Blizzard's official stance is that the users are being compromised. Blizz themselves might be the ones who are compromised.
Actually a lot of banks/CC companies spend most of their money on post-hack solutions because it's cheaper/easier for them to fix the effects of the hack than to prevent it. The password sensitivity thing is disturbing however. That's so mind boggling stupid that I don't understand how that's true. They would have to go out of their way to make it like that. Have they commented on this directly? That makes me worry/rethink more than anything else I hear.
I imagine financial institutions are very proactive with their security. Vendors don't update their security only after an attack. They perform internal audits all the time. A lot of browsers and OS' are patched because a dev discovers a possible exploit.
That case-sensitivity thing freaked me out. I didn't believe it, I had to test it myself!
If they were so incompetent however, I would have expected this kind of thing to be an issue in WOW, whose accounts more often have CC information attached. How exactly do they get less proficient with security as time goes on?
Lots of coding, lots of coders. Someone made a mistake in D3 that isn't there in WoW. The WoW server and Diablo3 servers are running different versions of software possibly?
Besides, I thought this
was an issue in WoW, hence the authenticators. I don't remember UO needing authenticators.
This sounds like you're trying to hand wave the issue of authenticator protection away too easily.

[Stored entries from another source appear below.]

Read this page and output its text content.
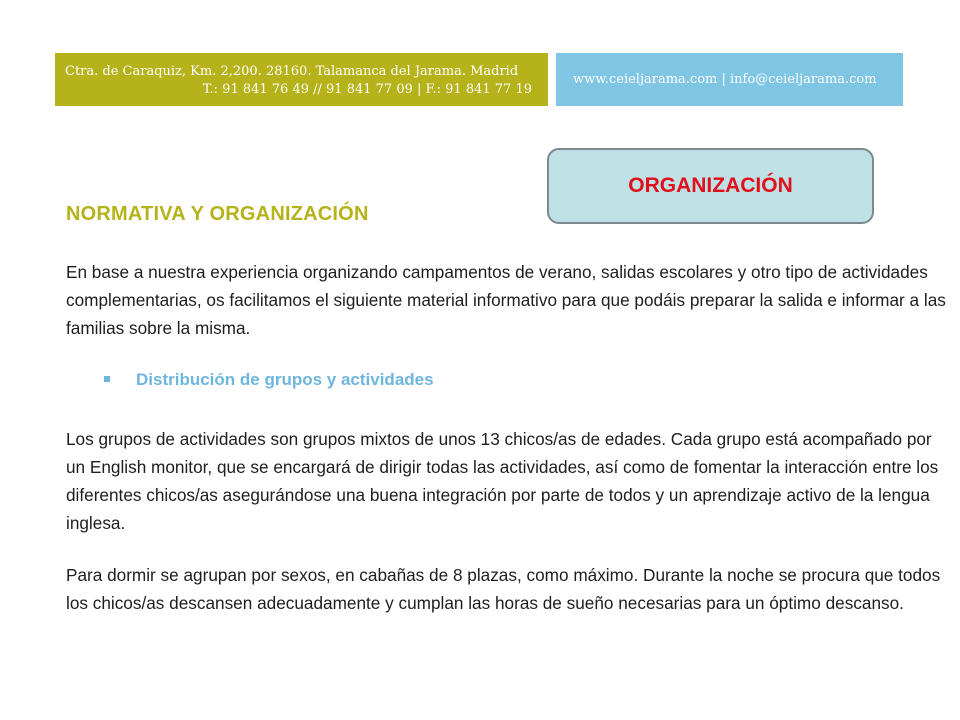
Ctra. de Caraquiz, Km. 2,200. 28160. Talamanca del Jarama. Madrid
T.: 91 841 76 49 // 91 841 77 09 | F.: 91 841 77 19
www.ceieljarama.com | info@ceieljarama.com
ORGANIZACIÓN
NORMATIVA Y ORGANIZACIÓN

En base a nuestra experiencia organizando campamentos de verano, salidas escolares y otro tipo de actividades complementarias, os facilitamos el siguiente material informativo para que podáis preparar la salida e informar a las familias sobre la misma.

Distribución de grupos y actividades

Los grupos de actividades son grupos mixtos de unos 13 chicos/as de edades. Cada grupo está acompañado por un English monitor, que se encargará de dirigir todas las actividades, así como de fomentar la interacción entre los diferentes chicos/as asegurándose una buena integración por parte de todos y un aprendizaje activo de la lengua inglesa.

Para dormir se agrupan por sexos, en cabañas de 8 plazas, como máximo. Durante la noche se procura que todos los chicos/as descansen adecuadamente y cumplan las horas de sueño necesarias para un óptimo descanso.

Unless you know the specifics of the server architecture, I don't think you can dismiss this so easily. I see no reason why it would run on a different server, that would be terribly cost-inefficient for a product I wager the majority of players don't use.
I think the authenticators work well.
The authenticator is made by Vasco. They more than likely provide the hardware. If not, then it's on a virtualised server. You need separate servers to handle the accounts, and to generate the auth keys. At the very least, people with authenticators are making a call to the authenticator software. There is most likely an exploit, and the exploit doesn't work when an account is tied to an authenticator.
All your other points I didn't respond to because they're reasonable points. I like my points better, but as you say, there is a lot a lot of speculation going around and no one outside of Blizz or the hackers know exactly what the issues truly are.
This meme has got to die. People break into bank accounts. Have you never heard of identity theft? Credit card theft?
Truth. And it's not as if people don't get arrested for hacking websites and other "small potatoes" targets.